Methodological problems and research techniques in the study of cognitive development and neuropsychology of development. The development of the nervous system. The plasticity of the brain. The neural basis of cognitive development. The domains of knowledge. Attention, memory and executive functions. Categorization: general theories for the domain. Numbers and math. Social cognition and theory of mind. Evolutionary conditions characterized by a more or less severe impairment: learning disabilities, attention deficit disorder and hyperactivity, mental retardation, autism. Cognitive models of autism. Preterm birth and development. Assessment and rehabilitation in children.
General Issues (Precis of Neuroembriology, Brain Plasticity, Psychomotor development, Emotional and relational development). The neurology of the newborn and the child (Neurological examination of the newborn, Standard neurological examination). Epilepsies (Epidemiology of Epilepsies, Brain mechanisms of epileptic seizures, Precis of EEG, Neonatal seizures, Epilepsisy in Infancy, Epileptic Encephalopathies). Cerebral Palsy(Etiology, Clinical Taxonomy, Cognitive Aspects).Brain and Spinal Tumors (Medulloblastoma, Astrocytoma, Glioma, Tumors of the spinal chord). Neurocutaneous Syndromes (Tuberous Sclerosis, Neurofibromatosis, Angiomatosis). Autism and Autistic Spectrum Disorders (Epidemiology, Neural Mechanisms, Diagnosia and Treatment)

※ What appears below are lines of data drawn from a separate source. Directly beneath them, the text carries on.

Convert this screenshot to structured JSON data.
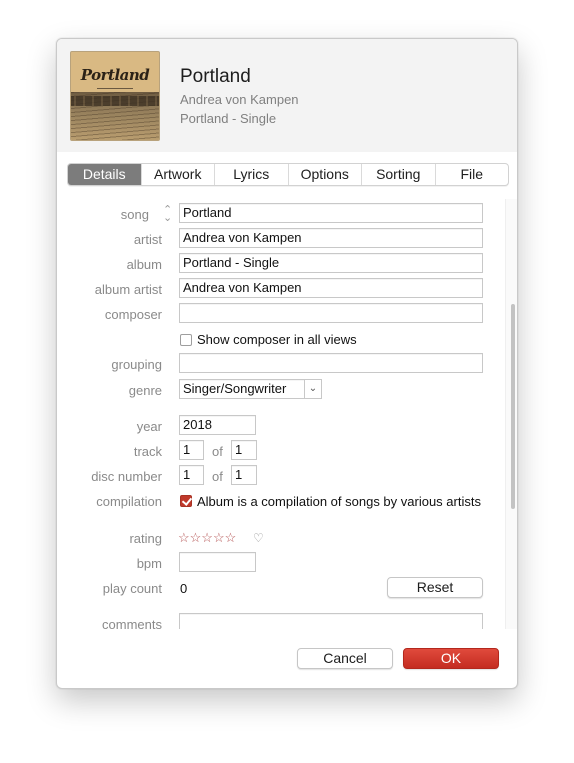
{
  "header": {
    "title": "Portland",
    "artist": "Andrea von Kampen",
    "album": "Portland - Single",
    "artwork_text": "Portland"
  },
  "tabs": [
    {
      "label": "Details",
      "active": true
    },
    {
      "label": "Artwork",
      "active": false
    },
    {
      "label": "Lyrics",
      "active": false
    },
    {
      "label": "Options",
      "active": false
    },
    {
      "label": "Sorting",
      "active": false
    },
    {
      "label": "File",
      "active": false
    }
  ],
  "details": {
    "song": {
      "label": "song",
      "value": "Portland",
      "stepper_icon": "up-down-chevron-icon"
    },
    "artist": {
      "label": "artist",
      "value": "Andrea von Kampen"
    },
    "album": {
      "label": "album",
      "value": "Portland - Single"
    },
    "album_artist": {
      "label": "album artist",
      "value": "Andrea von Kampen"
    },
    "composer": {
      "label": "composer",
      "value": ""
    },
    "show_composer": {
      "label": "Show composer in all views",
      "checked": false
    },
    "grouping": {
      "label": "grouping",
      "value": ""
    },
    "genre": {
      "label": "genre",
      "value": "Singer/Songwriter"
    },
    "year": {
      "label": "year",
      "value": "2018"
    },
    "track": {
      "label": "track",
      "number": "1",
      "of_label": "of",
      "total": "1"
    },
    "disc": {
      "label": "disc number",
      "number": "1",
      "of_label": "of",
      "total": "1"
    },
    "compilation": {
      "label": "compilation",
      "text": "Album is a compilation of songs by various artists",
      "checked": true
    },
    "rating": {
      "label": "rating",
      "stars": 0,
      "max_stars": 5,
      "star_glyphs": "☆☆☆☆☆",
      "loved": false,
      "heart_glyph": "♡"
    },
    "bpm": {
      "label": "bpm",
      "value": ""
    },
    "play_count": {
      "label": "play count",
      "value": "0",
      "reset_label": "Reset"
    },
    "comments": {
      "label": "comments",
      "value": ""
    }
  },
  "footer": {
    "cancel_label": "Cancel",
    "ok_label": "OK"
  },
  "colors": {
    "accent": "#c42c21",
    "active_tab": "#7c7c7c",
    "label_gray": "#8a8a8a"
  }
}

Surian, L. (2009). Lo sviluppo cognitivo. Roma-Bari: Laterza. (pp.136)
Vicari, S., Caselli, M.C. (Eds.) (2010). Neuropsicologia dello sviluppo. Bologna: il Mulino. (pp. 5-65 e 135-323).
Roberto Militerni (2009) Neuropsichiatria Infantile (IV Edizione) Editrice Idelson Gnocchi, Napoli
At lesson topics are treated in their general aspects and in an order that does not necessarily reflect that of the chapters of the books. Classroom space also will be given to: a) investigation and clarification at the request of students, b) screening and discussion of audiovisual c) reading and critical commentary articles, d) simulation of assessment tests.
Assessment methods and criteria
The examination includes:
• a written test on the textbooks
• an oral test to be accessed after passing the written test.